Puisse cette crise faire redécouvrir les valeurs sûres basées non pas sur de l’économie virtuelle mais sur du réel.

Une architecture harmonieusement inscrite dans son environnement, répondant bien à l’usage qui en est attendu, offrant un potentiel d’évolutivité pour satisfaire à des besoins nouveaux, traversera le temps en prenant de la valeur.

Espérons que, grâce au Grenelle de l’environnement et à la crise, cette évidence sera partagée par tous : investir dans la qualité urbaine, dans la qualité architecturale, c’est donner du sens, c’est fabriquer de la qualité de vie, c’est créer de l’économie et de la valeur durable.

François Pélegrin, architecte Dplg, urbaniste DUP, est président d’honneur de l’UNSFA (Union nationale des syndicats français d’architectes)

Notes

(1) Au moins dans les intentions pour ce qui concernent les constructions neuves mais encore trop timide en ce qui concerne le parc bâti.

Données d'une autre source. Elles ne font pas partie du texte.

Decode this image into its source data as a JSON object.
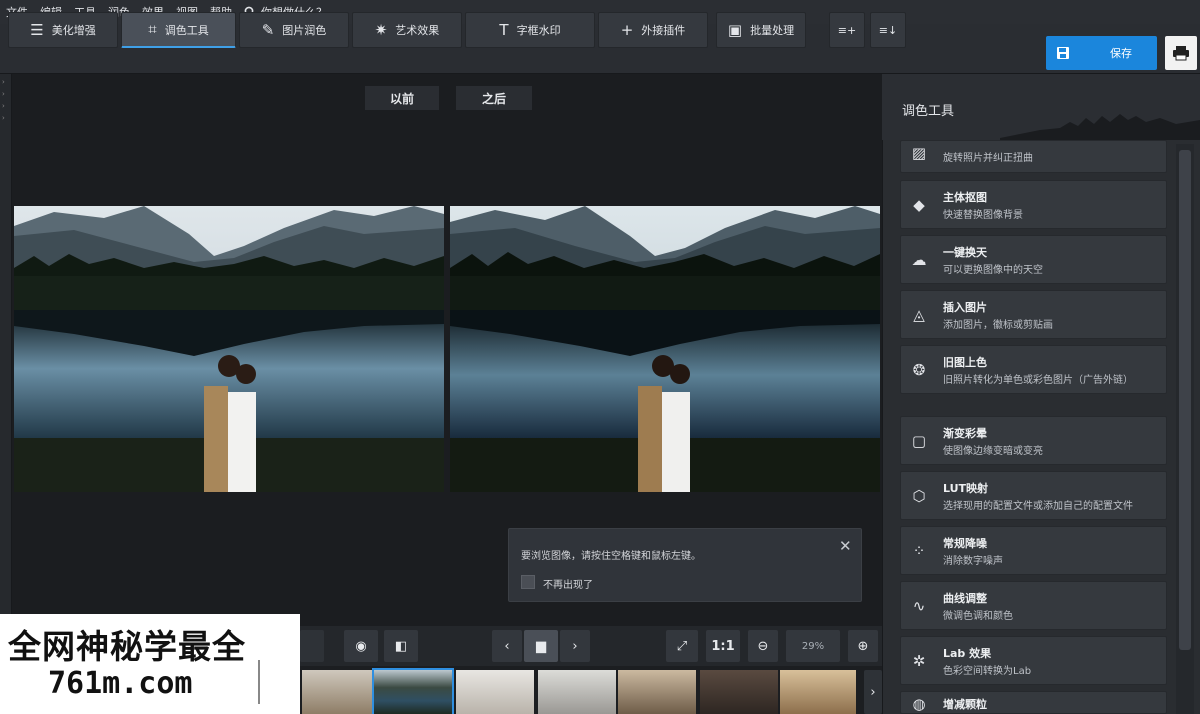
{
  "menubar": {
    "items": [
      "文件",
      "编辑",
      "工具",
      "润色",
      "效果",
      "视图",
      "帮助"
    ],
    "search_placeholder": "你想做什么？"
  },
  "toolbar": {
    "tabs": [
      {
        "label": "美化增强",
        "icon": "sliders-icon"
      },
      {
        "label": "调色工具",
        "icon": "crop-icon"
      },
      {
        "label": "图片润色",
        "icon": "brush-icon"
      },
      {
        "label": "艺术效果",
        "icon": "magic-wand-icon"
      },
      {
        "label": "字框水印",
        "icon": "text-icon"
      },
      {
        "label": "外接插件",
        "icon": "plus-icon"
      },
      {
        "label": "批量处理",
        "icon": "image-stack-icon"
      }
    ],
    "save_label": "保存"
  },
  "compare": {
    "before": "以前",
    "after": "之后"
  },
  "tip": {
    "message": "要浏览图像，请按住空格键和鼠标左键。",
    "checkbox_label": "不再出现了"
  },
  "bottom": {
    "ratio_label": "1:1",
    "zoom_value": "29%"
  },
  "panel": {
    "title": "调色工具",
    "items": [
      {
        "title": "",
        "desc": "旋转照片并纠正扭曲",
        "icon": "rotate-icon"
      },
      {
        "title": "主体抠图",
        "desc": "快速替换图像背景",
        "icon": "bucket-icon"
      },
      {
        "title": "一键换天",
        "desc": "可以更换图像中的天空",
        "icon": "cloud-icon"
      },
      {
        "title": "插入图片",
        "desc": "添加图片，徽标或剪贴画",
        "icon": "insert-image-icon"
      },
      {
        "title": "旧图上色",
        "desc": "旧照片转化为单色或彩色图片（广告外链）",
        "icon": "palette-icon"
      },
      {
        "title": "渐变彩晕",
        "desc": "使图像边缘变暗或变亮",
        "icon": "vignette-icon"
      },
      {
        "title": "LUT映射",
        "desc": "选择现用的配置文件或添加自己的配置文件",
        "icon": "cube-icon"
      },
      {
        "title": "常规降噪",
        "desc": "消除数字噪声",
        "icon": "noise-icon"
      },
      {
        "title": "曲线调整",
        "desc": "微调色调和颜色",
        "icon": "curve-icon"
      },
      {
        "title": "Lab 效果",
        "desc": "色彩空间转换为Lab",
        "icon": "aperture-icon"
      },
      {
        "title": "增减颗粒",
        "desc": "",
        "icon": "grain-icon"
      }
    ]
  },
  "watermark": {
    "line1": "全网神秘学最全",
    "line2": "761m.com"
  }
}
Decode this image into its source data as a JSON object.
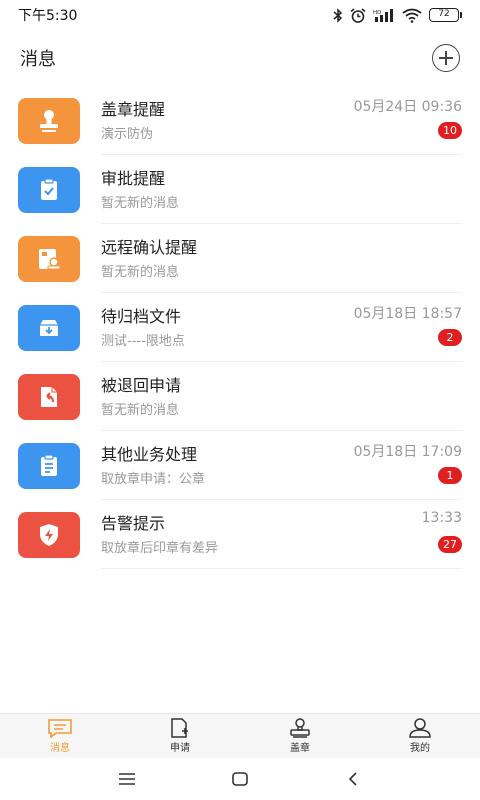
{
  "status_bar": {
    "time": "下午5:30",
    "battery": "72"
  },
  "header": {
    "title": "消息"
  },
  "messages": [
    {
      "name": "盖章提醒",
      "sub": "演示防伪",
      "time": "05月24日 09:36",
      "badge": "10",
      "color": "#f4953d",
      "icon": "stamp-icon"
    },
    {
      "name": "审批提醒",
      "sub": "暂无新的消息",
      "time": "",
      "badge": "",
      "color": "#3e95f0",
      "icon": "clipboard-check-icon"
    },
    {
      "name": "远程确认提醒",
      "sub": "暂无新的消息",
      "time": "",
      "badge": "",
      "color": "#f4953d",
      "icon": "remote-confirm-icon"
    },
    {
      "name": "待归档文件",
      "sub": "测试----限地点",
      "time": "05月18日 18:57",
      "badge": "2",
      "color": "#3e95f0",
      "icon": "archive-icon"
    },
    {
      "name": "被退回申请",
      "sub": "暂无新的消息",
      "time": "",
      "badge": "",
      "color": "#ec5242",
      "icon": "return-document-icon"
    },
    {
      "name": "其他业务处理",
      "sub": "取放章申请：公章",
      "time": "05月18日 17:09",
      "badge": "1",
      "color": "#3e95f0",
      "icon": "clipboard-list-icon"
    },
    {
      "name": "告警提示",
      "sub": "取放章后印章有差异",
      "time": "13:33",
      "badge": "27",
      "color": "#ec5242",
      "icon": "alert-shield-icon"
    }
  ],
  "tabs": [
    {
      "label": "消息",
      "icon": "message-icon",
      "active": true
    },
    {
      "label": "申请",
      "icon": "apply-icon",
      "active": false
    },
    {
      "label": "盖章",
      "icon": "stamp-tab-icon",
      "active": false
    },
    {
      "label": "我的",
      "icon": "profile-icon",
      "active": false
    }
  ],
  "colors": {
    "accent": "#f29b38",
    "badge": "#e02020",
    "orange": "#f4953d",
    "blue": "#3e95f0",
    "red": "#ec5242"
  }
}
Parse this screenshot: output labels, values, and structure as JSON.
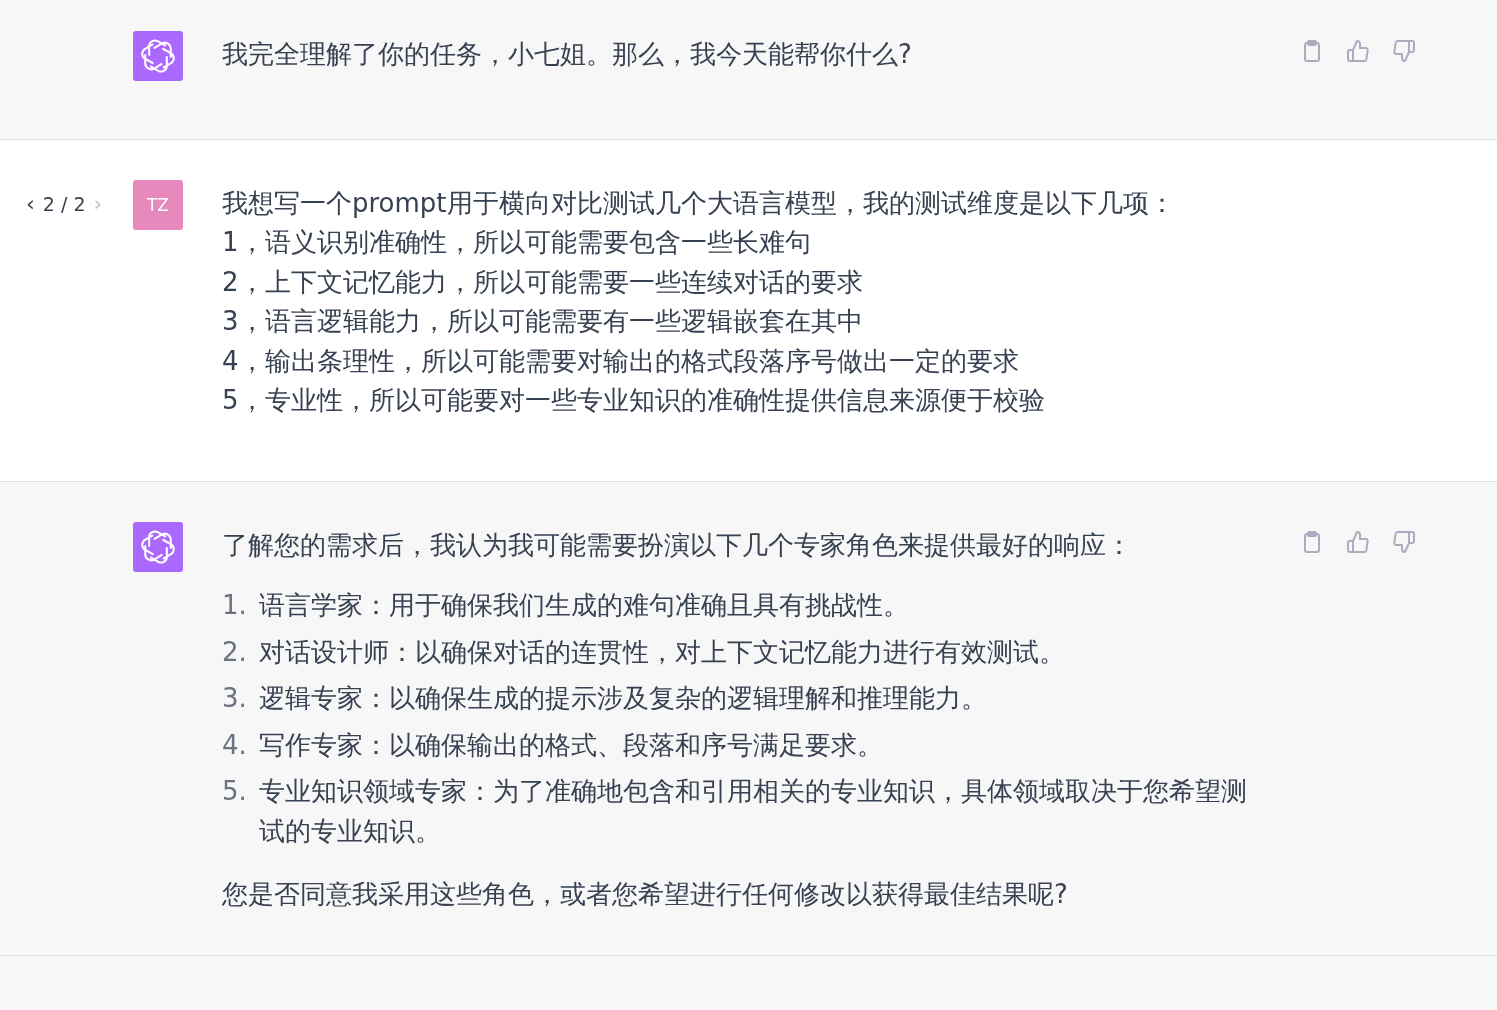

(2) Dans cette otique l’UNSFA a publié en juin 2008 avec l’AMF (Association des Maires de France), l’USH (Union Sociale pour l’Habitat) et ARCHINOV, un ouvrage pédagogique : AMBIANCE, DENSITES URBAINES ET DEVELOPPEMENT DURABLE (Editions PC).

(3) PUCA, ADEME, PREBAT, ANR, FBE, ANAH… on s’y perd dans le QUI FAIT QUOI ?

(4) Objectifs ; bâtiments basse consommation BBC/EFFINERGIE dés 2012, Bâtiments à énergie positive dés 2020.

(5) Au locataire qui se ruine en charge, au bailleur qui se ruine en travaux au coup par coup avec une piètre valeur patrimoniale, au contribuable qui finit toujours par payer ce qui a été mal fait.

(6) C’est dans cet esprit qu’est établie l’offre MITECH pour la requalification architecturale et thermique des 3,7 millions de maisons passoires construites entre 1950 et 1975 ; le consortium MITECH , soutenu par le Fondation Bâtiment Energie, comprend TBC (mandataire), UNSFA, CSTB ; les industriels ALDES, SCHUECO, CAREA, PAREXLANCO, PROTECTOR, STO et des partenaires associés : LCL, BANQUE POPULAIRE, CAPEB.

(7) Certains osent même réaliser leur diagnostic par téléphone !

(8) Cet outil existe, il est gratuitement accessible : www.promodul.fr; il pourrait être encore amélioré et éviterait aux ménages de se faire arnaquer.